Ontario youth who have ‘aged-out’ of foster care have been poorly served by a system that doesn’t include their voices or measure their experiences, says a child rights advocate studying at Western.
Jane Kovarikova, PhD candidate in political science, has founded the Child Welfare Political Action Committee to mobilize other advocates for policy change.
Research has shown that those leaving the child protection system at age 18 have poorer life outcomes than their peers, she said, but there’s scant evidence-based research on which interventions work and which don’t.
“We need to get back to the basics, including tracking outcomes after care,” she said. “If you don’t have a baseline and you’re spending money on well-meaning interventions and not checking back on whether they’ve worked, whether they’re helping or harming … that’s a problem.”
Kovarikova is board chair of Simcoe-Muskoka Family Connexions, the first board chair in the agency’s 126 years to have been raised in care. It’s also the same agency that became responsible for her when she entered foster care at the age of six.

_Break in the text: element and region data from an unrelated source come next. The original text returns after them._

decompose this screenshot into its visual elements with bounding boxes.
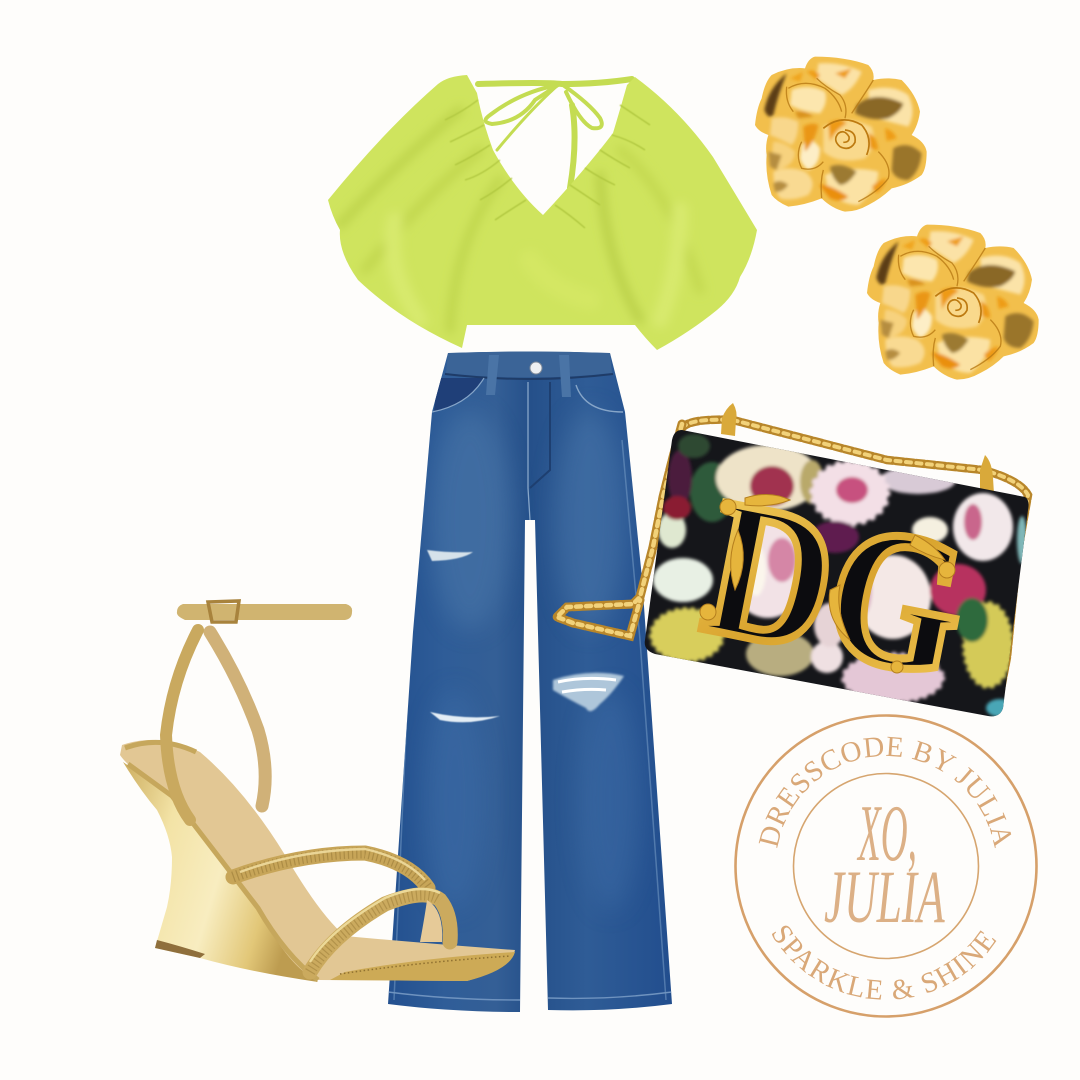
button — [530, 362, 542, 374]
wedge heel — [123, 762, 318, 982]
belt loops — [486, 355, 499, 395]
side seams — [393, 715, 408, 1000]
buckle — [208, 601, 239, 622]
DG ornament scrolls — [700, 494, 955, 673]
toe platform — [330, 952, 515, 981]
halter tie — [478, 79, 632, 188]
inner edge of strap two — [420, 900, 442, 942]
stamp signature: JULIA — [824, 857, 945, 939]
round brand stamp — [734, 714, 1038, 1018]
stamp signature — [824, 788, 945, 939]
top body — [328, 75, 757, 350]
ankle strap — [177, 604, 352, 620]
green crop top — [328, 75, 757, 350]
front back strap — [166, 630, 198, 820]
stamp bottom text: SPARKLE & SHINE — [772, 926, 996, 1000]
stamp signature: XO, — [856, 788, 917, 878]
gold flower earring, upper — [755, 57, 927, 212]
gathers at neckline — [445, 100, 650, 228]
fly and pocket stitching — [528, 382, 530, 520]
hem — [388, 992, 672, 1000]
stamp outer ring — [736, 716, 1036, 1016]
chain hardware — [721, 403, 737, 436]
dark pocket patch — [434, 378, 483, 412]
rips — [427, 550, 473, 561]
gold flower earring, lower — [867, 225, 1039, 380]
heel tip — [155, 940, 205, 958]
floral print — [651, 434, 1027, 717]
shading folds — [340, 110, 700, 330]
floral DG handbag — [557, 403, 1029, 719]
toe strap two — [310, 895, 450, 972]
insole — [120, 740, 515, 981]
stamp inner ring — [794, 774, 978, 958]
toe strap one — [233, 853, 428, 888]
bag body — [645, 430, 1029, 716]
chain — [557, 420, 1028, 710]
curved text paths — [776, 756, 996, 866]
blue wide-leg jeans — [388, 352, 672, 1012]
DG logo gold: DG — [690, 457, 982, 719]
back strap, inner — [210, 632, 265, 806]
waistband — [446, 352, 612, 378]
fade on thighs — [430, 410, 510, 630]
gold wedge sandal — [120, 601, 515, 982]
stamp top text: DRESSCODE BY JULIA — [758, 736, 1012, 848]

She began living on her own at age 16, had attended and left five high schools by Grade 10. She was accepted as a mature student into college and then graduated with MSc in Human Rights from the London School of Economics. She became chief of staff to an Ontario parliamentarian, where she was instrumental in developing legislation that is reducing youth homelessness in Ontario.
Now she is a year away from completing her doctorate under the supervision of Western political science professor Radoslav Dimitrov.
No one, she said, has an idea of how many others may have similar stories – or dramatically different ones – because no one tracks outcomes of children in care once they age out of the system.
Without checking in on the ‘after’ stories of adults who have been in care, it’s impossible to understand which policies and measures work and which ones don’t – in addressing housing, education, parenthood and psychological supports, for example.
“There’s never been this push towards evidence-based policymaking. So what do you do about it? You let the data show you,” she said.
And if you are Kovarikova, you also gather a group of people with lived experience and other advocates to lobby for change.
The Child Welfare PAC is lobbying for more evidence-based public policymaking for children in foster care; better access to post-secondary education for young people in care and aged-out of care; improved privacy protection for those raised in foster care; and a mental health strategy that includes practitioners’ training in trauma-informed services.
So far, the group has more than 100 advocates, 60 per cent of them with lived experience.
Kovarikova hopes it will be a path towards more advocacy with and by people who have been in care. “We’ve historically been excluded from decision-making and leadership positions,” she said, and only a few who have been in care sit on boards of directors of Ontario’s dozens of child-welfare agencies. “There has never been a concerted push to include our voices in a concrete way.
“I encourage people with lived experience to get engaged in leadership positions,” she said. “The system won’t really change without their wisdom being fed into it.”